Eternal Sunshine of the Spotless Mind – If others are like me, I don’t know. But the first time I saw Eternal Sunshine I did not like it. At the time it was linked, at least tangentially, to stuff like Garden State, the proto-mumblecore films all steeped in cliche. Also, I didn’t like it because I had waited too long and thought, if this is by the same guy who made Science of Sleep, then it’s just another one of his twee crafternoons. But there must be something in the way Charlie Kaufman reigned in Gondry, or added to him, or subtracted from, because the second time I saw Eternal Sunshine I understood its brilliance, that it scientifically melted the viewer’s heart, like a Primer for the English major. As well, with more viewings the more the dialogue, which had seemed overwrought at first, began to feel perfect. What I came to understand was that Clementine and Joel’s breakup and relationship and getting back together was the kind of breakup and relationship and getting back together other couples wish they could have, if only they were a bit smarter, or a little more expressive. Some might say In The Mood For Love, and others still might say Wall-E or Before Sunset, but Eternal Sunshine is the best love story of the 00s, artfully-detailed yet familiar in a throat-catching, ineffable way.

There Will Be Blood – I was visiting my friend, Jason, in Seattle when I heard about There Will Be Blood. Jason was the former editor of a Christian music magazine where I interned and we were waiting for a bus somewhere around Key Arena. Right then, Jason pulled me close and whispered something about a movie on 9/11 he wanted to show me when we got back. Understand, Jason was, and maybe still is, one of the smartest people I’ve ever met, and though I would never get into the Truther movement, the next thing he did has stuck with me. Before the bus came he pulled out from his jacket pocket a promotional business card, the kind you see stacked up beside a cash register. There was an old-timey looking Daniel-Day Lewis on it and the western font of There Will Be Blood. “PTA, baby,” Jason said, then took the card back. I didn’t know what that meant (Paul Thomas Anderson), all I knew was that whatever Jason was sharing would be awesome. And it was. About a year later, after I had moved from Sioux Falls to Seattle, I saw There Will Be Blood in an art theater in Capitol Hill on a date with a girl I met on Craiglist (2007). And I remember thinking it was as good as I could have imagined the year before when I saw that card. Sometimes, for however corny it may be, a movie can have real magic.

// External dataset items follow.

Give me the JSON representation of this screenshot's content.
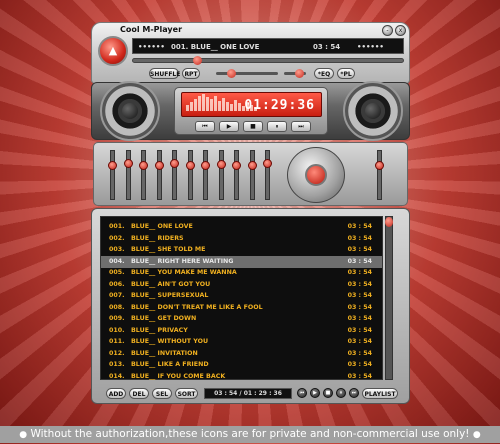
{
  "window": {
    "title": "Cool M-Player",
    "minimize_label": "-",
    "close_label": "x"
  },
  "now_playing": {
    "prefix": "••••••",
    "track_text": "001.  BLUE__  ONE LOVE",
    "time_text": "03 : 54",
    "suffix": "••••••"
  },
  "controls": {
    "shuffle_label": "SHUFFLE",
    "repeat_label": "RPT",
    "eq_label": "*EQ",
    "pl_label": "*PL",
    "eject_icon": "▲",
    "transport": [
      "⏮",
      "▶",
      "■",
      "⏸",
      "⏭"
    ]
  },
  "display": {
    "time": "01:29:36"
  },
  "seek": {
    "position_fraction": 0.23
  },
  "volume": {
    "fraction": 0.2
  },
  "balance": {
    "fraction": 0.85
  },
  "equalizer": {
    "bands": [
      0.25,
      0.2,
      0.25,
      0.25,
      0.2,
      0.25,
      0.25,
      0.22,
      0.25,
      0.25,
      0.2
    ],
    "preamp": 0.25
  },
  "playlist": {
    "tracks": [
      {
        "num": "001.",
        "title": "BLUE__  ONE LOVE",
        "duration": "03 : 54",
        "selected": false
      },
      {
        "num": "002.",
        "title": "BLUE__  RIDERS",
        "duration": "03 : 54",
        "selected": false
      },
      {
        "num": "003.",
        "title": "BLUE__  SHE TOLD ME",
        "duration": "03 : 54",
        "selected": false
      },
      {
        "num": "004.",
        "title": "BLUE__  RIGHT HERE WAITING",
        "duration": "03 : 54",
        "selected": true
      },
      {
        "num": "005.",
        "title": "BLUE__  YOU MAKE ME WANNA",
        "duration": "03 : 54",
        "selected": false
      },
      {
        "num": "006.",
        "title": "BLUE__  AIN'T GOT YOU",
        "duration": "03 : 54",
        "selected": false
      },
      {
        "num": "007.",
        "title": "BLUE__  SUPERSEXUAL",
        "duration": "03 : 54",
        "selected": false
      },
      {
        "num": "008.",
        "title": "BLUE__  DON'T TREAT ME LIKE A FOOL",
        "duration": "03 : 54",
        "selected": false
      },
      {
        "num": "009.",
        "title": "BLUE__  GET DOWN",
        "duration": "03 : 54",
        "selected": false
      },
      {
        "num": "010.",
        "title": "BLUE__  PRIVACY",
        "duration": "03 : 54",
        "selected": false
      },
      {
        "num": "011.",
        "title": "BLUE__  WITHOUT YOU",
        "duration": "03 : 54",
        "selected": false
      },
      {
        "num": "012.",
        "title": "BLUE__  INVITATION",
        "duration": "03 : 54",
        "selected": false
      },
      {
        "num": "013.",
        "title": "BLUE__  LIKE A FRIEND",
        "duration": "03 : 54",
        "selected": false
      },
      {
        "num": "014.",
        "title": "BLUE__  IF YOU COME BACK",
        "duration": "03 : 54",
        "selected": false
      }
    ],
    "scroll_fraction": 0.0,
    "buttons": {
      "add": "ADD",
      "del": "DEL",
      "sel": "SEL",
      "sort": "SORT",
      "playlist": "PLAYLIST"
    },
    "time_text": "03 : 54 / 01 : 29 : 36",
    "mini_transport": [
      "⏮",
      "▶",
      "■",
      "⏸",
      "⏭"
    ]
  },
  "banner": {
    "dot": "●",
    "text": "Without the authorization,these icons are for private and non-commercial use only!"
  },
  "colors": {
    "accent": "#d0261a",
    "track_text": "#f0b020",
    "selected_row": "#6e6e6e"
  }
}
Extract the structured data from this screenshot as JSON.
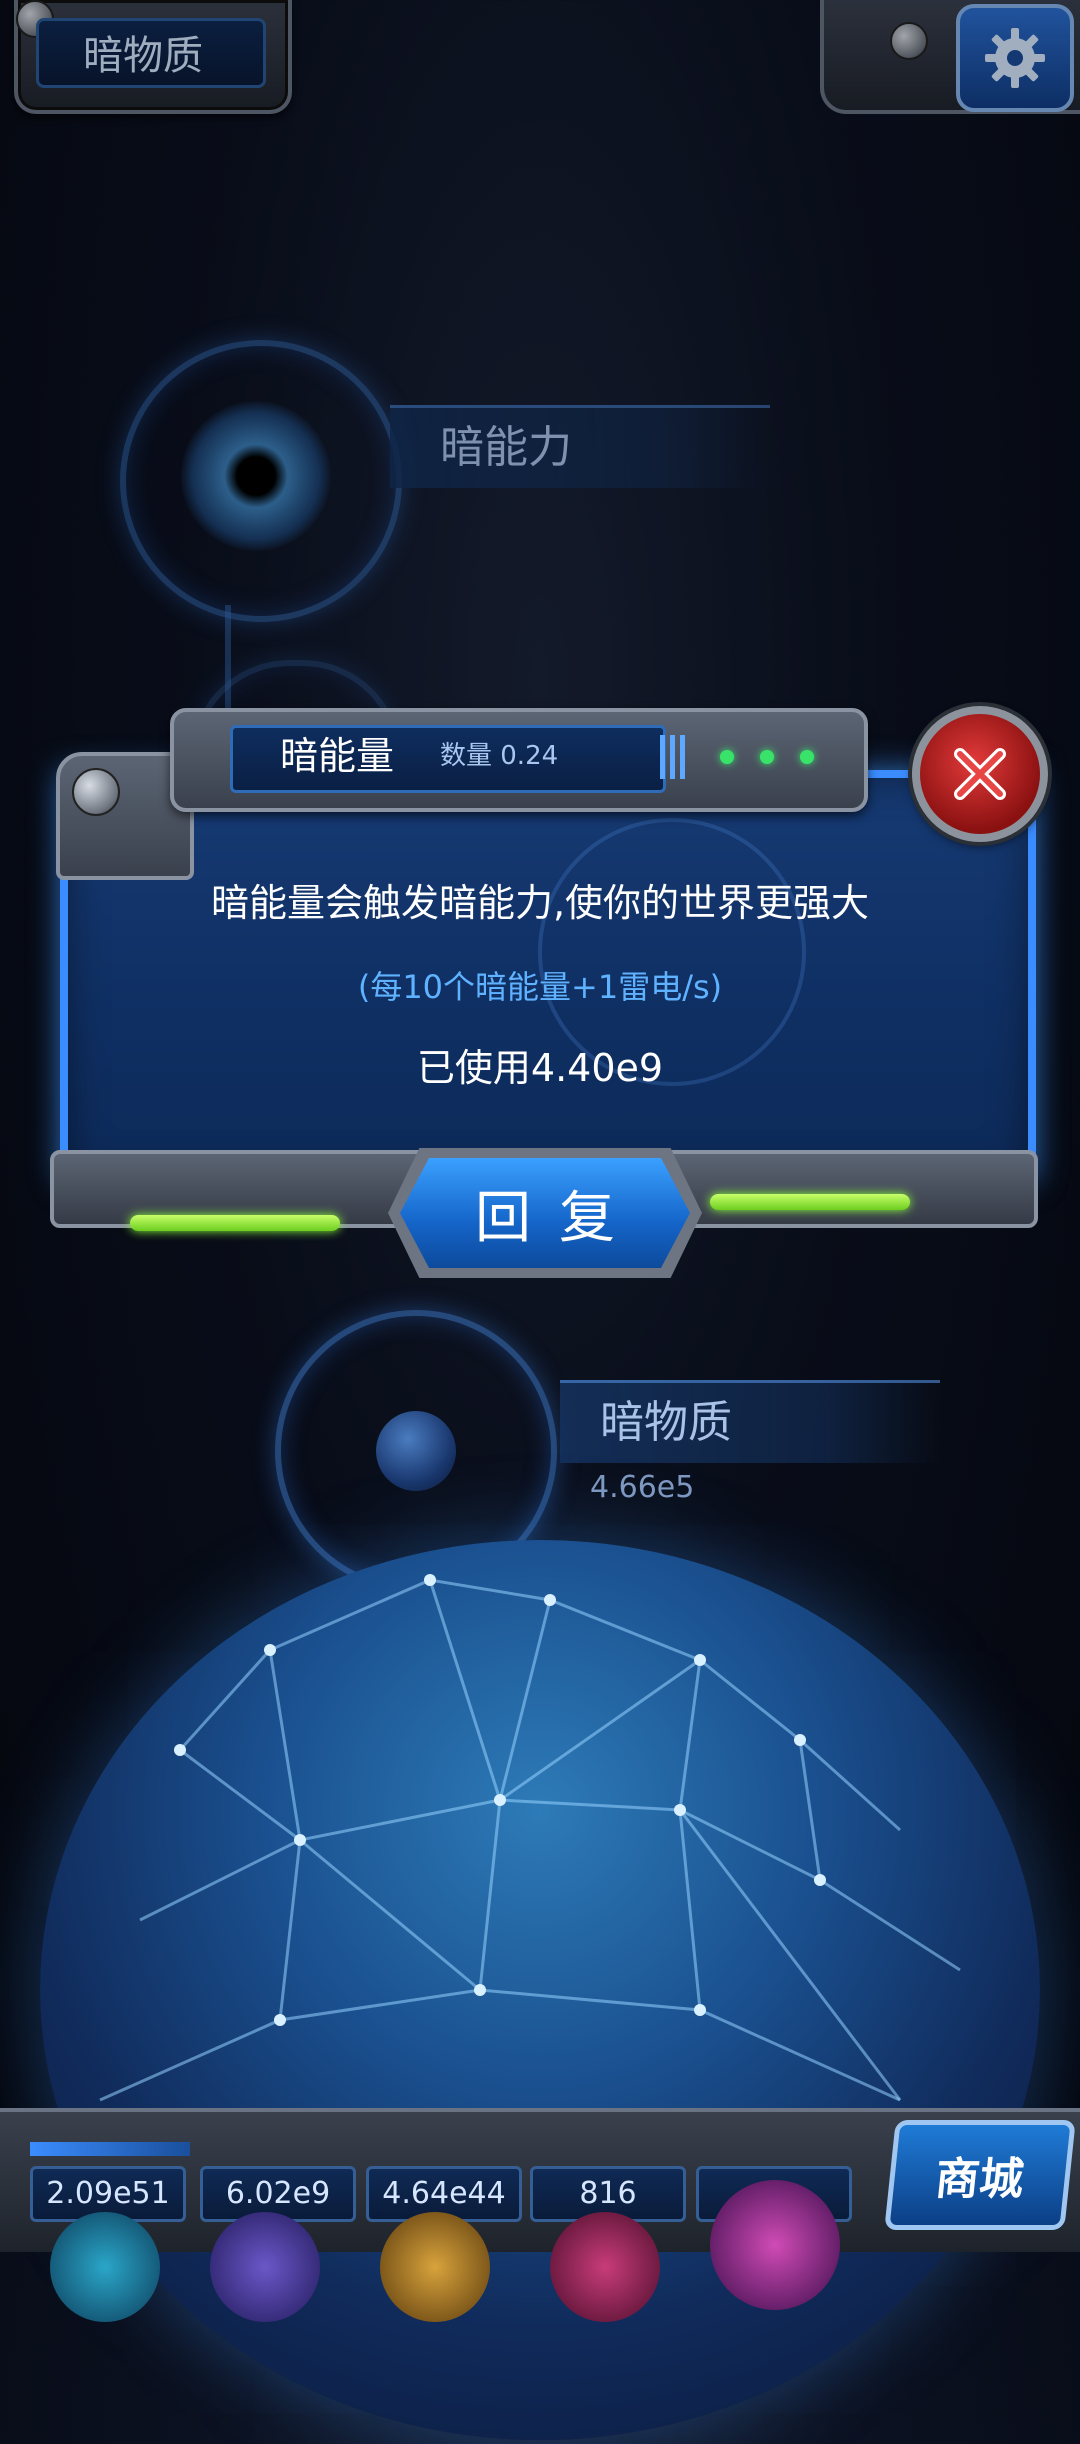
{
  "header": {
    "section_title": "暗物质",
    "settings_icon": "gear-icon"
  },
  "nodes": {
    "dark_ability": {
      "label": "暗能力"
    },
    "dark_matter": {
      "label": "暗物质",
      "value": "4.66e5"
    }
  },
  "modal": {
    "title": "暗能量",
    "count": "数量 0.24",
    "description": "暗能量会触发暗能力,使你的世界更强大",
    "effect": "(每10个暗能量+1雷电/s)",
    "used": "已使用4.40e9",
    "restore_label": "回复",
    "close_icon": "close-icon"
  },
  "resources": [
    "2.09e51",
    "6.02e9",
    "4.64e44",
    "816"
  ],
  "shop_label": "商城",
  "colors": {
    "accent_blue": "#3b8cff",
    "effect_text": "#5fb2ff",
    "close_red": "#d32626",
    "energy_green": "#8bff3a"
  }
}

The Fountain – It was weird our mega-complex movie theater in Sioux Falls would show The Fountain, but I was glad nonetheless. I don’t know why anymore, but I had kept up on the movie. At the start it was planned as a big budget weird love story through the history of time, with stars like Brad Pitt and Cate Blanchett and expensive special effects, directed by the same guy who did Requiem For A Dream. But then everything had fallen apart, and the director had to scramble and get his wife to be the lead and scale everything down to fit a much tighter budget. Online, everyone painted the circumstances as unfortunate, though for me they only made the movie more appealing. Knowing the director had enough resolve and vision to make his epic story, I loved that. It seemed The Fountain would be the grown-up movie for the grown-up I was becoming. So I went opening night and was one of maybe 10 people in the smallest theater there. And though I left bewildered by what I’d seen, I was sure it was something I would always love. But it also made me more alone, knowing I lived in a place where only a handful of people would go to see a movie on the first night with a protagonist that traveled through the distant future where people lived in thought bubbles whizzing through space at tremendous speeds and then who go back in time to become a conquistador and find the Tree of Life and say “Xibalba” over and over. It was strange, yes, but I liked that the main character would do all that if it meant saving the one he loved. It reinforced the hopeful idea I had that there are no boundaries for a person whose heart is willing. It applied to my life. Which brings us to the end.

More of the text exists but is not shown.